Since its formation in 1977 the Transport Museum at Wythall has been dedicated to the preservation of the West Midland’s motoring past. Today their large site accommodates one of the most significant collections of buses in the world - together with what many consider to be one of the finest collections of historic battery powered vehicles.
Today the second wave of electric vehicle adoption does look to be more widespread, clean air zones, fuel prices and a desire to be more environmentally-friendly mean that, last month, close to one in five vehicles sold in the UK was all electric - at the museum they are proud to showcase the important role the West Midlands played in the development of the technology.
Electric vehicles from the 1920s
Denis Chick, Trustee at the Transport Museum Wythall says: “Electric vehicles have been operational really since the 1920s. In fact, electric cars are running in America before 1900. And they've been developed obviously over the years. Here the collection is showing mostly delivery vans, bread vans milk vans, from the 1920s right the way through to when they basically finished working in probably the 1970s into the early 80s.”
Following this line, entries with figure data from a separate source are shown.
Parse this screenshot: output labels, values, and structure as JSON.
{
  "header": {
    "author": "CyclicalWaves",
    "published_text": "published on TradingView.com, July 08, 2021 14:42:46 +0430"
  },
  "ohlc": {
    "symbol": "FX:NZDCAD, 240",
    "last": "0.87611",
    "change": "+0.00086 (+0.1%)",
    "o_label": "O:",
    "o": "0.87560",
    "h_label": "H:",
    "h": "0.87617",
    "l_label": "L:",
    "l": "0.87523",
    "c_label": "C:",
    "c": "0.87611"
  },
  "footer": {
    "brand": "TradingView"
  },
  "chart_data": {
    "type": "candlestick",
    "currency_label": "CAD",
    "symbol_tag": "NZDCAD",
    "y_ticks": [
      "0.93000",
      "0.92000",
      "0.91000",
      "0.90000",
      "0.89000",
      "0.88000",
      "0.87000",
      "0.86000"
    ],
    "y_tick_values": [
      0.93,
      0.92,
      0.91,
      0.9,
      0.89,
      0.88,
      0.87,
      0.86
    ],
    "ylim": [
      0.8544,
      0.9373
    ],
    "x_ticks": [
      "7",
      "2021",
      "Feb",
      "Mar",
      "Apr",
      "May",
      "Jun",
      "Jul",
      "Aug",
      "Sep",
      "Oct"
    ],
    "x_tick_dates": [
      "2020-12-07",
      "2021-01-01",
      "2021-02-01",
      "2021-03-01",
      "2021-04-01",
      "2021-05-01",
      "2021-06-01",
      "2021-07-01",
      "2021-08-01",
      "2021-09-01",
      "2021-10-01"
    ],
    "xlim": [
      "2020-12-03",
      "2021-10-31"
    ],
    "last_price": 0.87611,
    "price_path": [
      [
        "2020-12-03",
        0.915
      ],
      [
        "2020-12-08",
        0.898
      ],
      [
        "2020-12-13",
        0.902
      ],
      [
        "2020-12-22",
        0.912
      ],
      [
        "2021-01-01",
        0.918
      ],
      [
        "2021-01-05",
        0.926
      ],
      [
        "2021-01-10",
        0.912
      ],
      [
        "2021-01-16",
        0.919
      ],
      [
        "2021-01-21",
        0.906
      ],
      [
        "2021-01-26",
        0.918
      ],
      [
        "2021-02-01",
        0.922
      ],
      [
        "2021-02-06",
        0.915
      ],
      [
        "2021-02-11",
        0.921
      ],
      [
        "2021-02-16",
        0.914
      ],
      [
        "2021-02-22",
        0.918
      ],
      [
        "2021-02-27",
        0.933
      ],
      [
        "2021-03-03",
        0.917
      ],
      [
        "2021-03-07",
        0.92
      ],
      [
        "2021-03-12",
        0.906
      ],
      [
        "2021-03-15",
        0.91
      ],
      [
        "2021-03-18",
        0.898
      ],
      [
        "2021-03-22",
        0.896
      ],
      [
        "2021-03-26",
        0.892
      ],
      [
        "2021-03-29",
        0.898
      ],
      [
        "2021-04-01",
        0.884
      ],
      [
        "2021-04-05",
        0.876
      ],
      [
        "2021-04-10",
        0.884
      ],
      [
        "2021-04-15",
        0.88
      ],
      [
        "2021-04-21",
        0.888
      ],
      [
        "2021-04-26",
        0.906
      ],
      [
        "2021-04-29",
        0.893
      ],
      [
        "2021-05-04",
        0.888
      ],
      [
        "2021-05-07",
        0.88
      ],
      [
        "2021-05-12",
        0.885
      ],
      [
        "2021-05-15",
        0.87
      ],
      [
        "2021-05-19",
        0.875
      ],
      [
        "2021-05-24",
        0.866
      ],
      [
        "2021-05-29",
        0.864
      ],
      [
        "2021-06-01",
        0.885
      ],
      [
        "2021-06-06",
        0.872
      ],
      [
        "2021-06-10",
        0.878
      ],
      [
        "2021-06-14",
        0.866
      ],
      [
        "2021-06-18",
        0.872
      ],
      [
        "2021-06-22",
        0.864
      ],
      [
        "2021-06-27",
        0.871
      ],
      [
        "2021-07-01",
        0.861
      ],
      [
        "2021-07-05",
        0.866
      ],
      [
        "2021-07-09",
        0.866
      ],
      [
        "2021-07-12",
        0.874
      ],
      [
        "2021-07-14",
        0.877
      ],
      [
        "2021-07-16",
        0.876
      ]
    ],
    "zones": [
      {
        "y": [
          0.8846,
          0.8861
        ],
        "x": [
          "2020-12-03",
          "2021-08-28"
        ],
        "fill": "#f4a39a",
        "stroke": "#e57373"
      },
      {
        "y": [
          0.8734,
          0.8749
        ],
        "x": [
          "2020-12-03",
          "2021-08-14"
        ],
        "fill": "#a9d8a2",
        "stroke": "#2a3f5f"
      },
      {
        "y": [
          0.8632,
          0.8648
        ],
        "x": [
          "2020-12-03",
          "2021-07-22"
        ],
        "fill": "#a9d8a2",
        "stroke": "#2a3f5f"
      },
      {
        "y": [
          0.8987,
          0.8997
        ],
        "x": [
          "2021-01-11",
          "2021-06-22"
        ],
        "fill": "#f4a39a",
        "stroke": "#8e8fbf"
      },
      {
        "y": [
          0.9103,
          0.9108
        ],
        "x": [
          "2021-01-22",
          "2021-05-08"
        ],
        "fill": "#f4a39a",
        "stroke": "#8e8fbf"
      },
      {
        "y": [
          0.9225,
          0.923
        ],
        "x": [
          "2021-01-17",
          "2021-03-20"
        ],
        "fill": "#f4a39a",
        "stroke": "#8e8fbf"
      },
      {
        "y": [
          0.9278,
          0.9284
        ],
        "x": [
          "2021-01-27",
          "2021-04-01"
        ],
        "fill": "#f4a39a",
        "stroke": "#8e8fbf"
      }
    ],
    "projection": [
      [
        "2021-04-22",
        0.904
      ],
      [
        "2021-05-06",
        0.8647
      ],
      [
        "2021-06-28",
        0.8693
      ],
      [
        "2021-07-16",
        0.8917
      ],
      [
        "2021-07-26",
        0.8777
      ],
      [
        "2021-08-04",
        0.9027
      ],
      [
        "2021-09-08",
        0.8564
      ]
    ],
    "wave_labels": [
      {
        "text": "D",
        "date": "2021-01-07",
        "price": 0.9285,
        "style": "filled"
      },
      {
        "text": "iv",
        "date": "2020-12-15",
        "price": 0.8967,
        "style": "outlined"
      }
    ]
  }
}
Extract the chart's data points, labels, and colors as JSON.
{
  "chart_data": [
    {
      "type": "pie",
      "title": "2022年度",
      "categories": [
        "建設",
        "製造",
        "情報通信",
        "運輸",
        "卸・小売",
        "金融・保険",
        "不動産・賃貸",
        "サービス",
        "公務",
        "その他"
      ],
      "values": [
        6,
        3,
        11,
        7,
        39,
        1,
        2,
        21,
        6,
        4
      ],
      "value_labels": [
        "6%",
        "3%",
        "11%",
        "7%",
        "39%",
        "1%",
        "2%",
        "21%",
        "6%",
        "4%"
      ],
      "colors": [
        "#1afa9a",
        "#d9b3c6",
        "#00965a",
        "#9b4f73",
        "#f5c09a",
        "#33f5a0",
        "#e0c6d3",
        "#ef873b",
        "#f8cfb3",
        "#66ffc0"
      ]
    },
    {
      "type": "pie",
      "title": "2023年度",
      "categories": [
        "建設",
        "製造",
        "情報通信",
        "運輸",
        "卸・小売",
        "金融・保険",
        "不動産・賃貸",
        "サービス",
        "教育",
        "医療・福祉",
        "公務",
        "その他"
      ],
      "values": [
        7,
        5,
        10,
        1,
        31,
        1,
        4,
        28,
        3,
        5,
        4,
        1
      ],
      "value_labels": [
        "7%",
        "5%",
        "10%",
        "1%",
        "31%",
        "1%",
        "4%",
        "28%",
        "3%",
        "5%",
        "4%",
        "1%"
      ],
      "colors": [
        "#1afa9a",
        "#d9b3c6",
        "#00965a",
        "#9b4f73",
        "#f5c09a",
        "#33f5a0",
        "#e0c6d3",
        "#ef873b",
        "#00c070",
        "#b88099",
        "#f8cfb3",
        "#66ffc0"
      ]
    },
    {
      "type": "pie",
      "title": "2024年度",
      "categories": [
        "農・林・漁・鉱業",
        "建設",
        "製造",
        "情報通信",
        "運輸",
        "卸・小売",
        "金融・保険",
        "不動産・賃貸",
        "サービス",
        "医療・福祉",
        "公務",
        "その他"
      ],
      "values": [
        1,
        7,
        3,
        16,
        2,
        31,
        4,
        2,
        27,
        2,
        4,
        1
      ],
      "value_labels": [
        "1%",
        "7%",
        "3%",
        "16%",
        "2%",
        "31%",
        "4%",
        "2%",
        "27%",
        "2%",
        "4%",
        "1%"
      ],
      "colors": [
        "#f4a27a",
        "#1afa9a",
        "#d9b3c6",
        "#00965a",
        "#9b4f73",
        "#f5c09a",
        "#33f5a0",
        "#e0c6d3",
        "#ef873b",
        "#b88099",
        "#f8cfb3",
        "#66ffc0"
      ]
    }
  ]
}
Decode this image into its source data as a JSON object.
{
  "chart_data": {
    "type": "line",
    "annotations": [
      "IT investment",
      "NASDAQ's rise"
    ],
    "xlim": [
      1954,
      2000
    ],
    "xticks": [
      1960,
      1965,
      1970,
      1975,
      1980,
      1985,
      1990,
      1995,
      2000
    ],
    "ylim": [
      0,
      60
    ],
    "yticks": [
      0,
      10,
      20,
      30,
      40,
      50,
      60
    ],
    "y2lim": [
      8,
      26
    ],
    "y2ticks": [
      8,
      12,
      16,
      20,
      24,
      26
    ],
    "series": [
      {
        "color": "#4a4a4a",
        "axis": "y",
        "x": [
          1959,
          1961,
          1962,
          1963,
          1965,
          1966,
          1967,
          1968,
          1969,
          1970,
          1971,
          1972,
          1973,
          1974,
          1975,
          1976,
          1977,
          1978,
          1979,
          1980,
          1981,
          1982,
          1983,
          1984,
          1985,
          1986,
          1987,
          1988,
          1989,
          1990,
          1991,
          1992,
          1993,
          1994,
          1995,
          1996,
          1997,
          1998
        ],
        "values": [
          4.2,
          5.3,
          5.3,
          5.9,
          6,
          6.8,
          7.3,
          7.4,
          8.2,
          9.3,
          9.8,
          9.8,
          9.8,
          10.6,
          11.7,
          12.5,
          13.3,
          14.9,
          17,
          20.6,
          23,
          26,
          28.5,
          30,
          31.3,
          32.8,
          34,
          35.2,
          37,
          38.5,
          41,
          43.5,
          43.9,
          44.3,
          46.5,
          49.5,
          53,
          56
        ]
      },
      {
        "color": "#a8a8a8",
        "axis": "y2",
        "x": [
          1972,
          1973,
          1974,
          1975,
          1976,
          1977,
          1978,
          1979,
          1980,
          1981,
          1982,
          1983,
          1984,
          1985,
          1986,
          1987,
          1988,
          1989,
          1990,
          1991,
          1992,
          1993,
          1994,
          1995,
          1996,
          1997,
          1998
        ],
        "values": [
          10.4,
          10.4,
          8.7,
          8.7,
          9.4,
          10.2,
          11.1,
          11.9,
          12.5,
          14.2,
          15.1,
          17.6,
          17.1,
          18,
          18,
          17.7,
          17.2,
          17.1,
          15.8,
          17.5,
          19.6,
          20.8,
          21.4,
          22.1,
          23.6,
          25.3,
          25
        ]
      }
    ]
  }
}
”The museum is very proud to have such a big collection of electric vehicles because when we get visitors come here, they don't believe that electric vehicles ever existed. I mean, we have a ChargePoint outside I put it in purposely so people can bring electric cars here so we can show that nothing's new basically.
“The collection has been here for some years. It's got working vehicles, it's got vehicles in restoration vehicles for restoration. In fact, the vehicle behind me here is electric Birmingham electric car built in Birmingham, in 1935. To a very stylish Art Deco design is a vehicle we're looking to restore very soon.”
“We specialise here in vehicles that were either used in Birmingham or the West Midlands, so things like Birmingham city transport, Midland red and West Midlands travel, or vehicles that were built in the Midlands because many of the buses that went around the world actually were exported around the world and used in this country were built here in Birmingham or in the West Midlands.”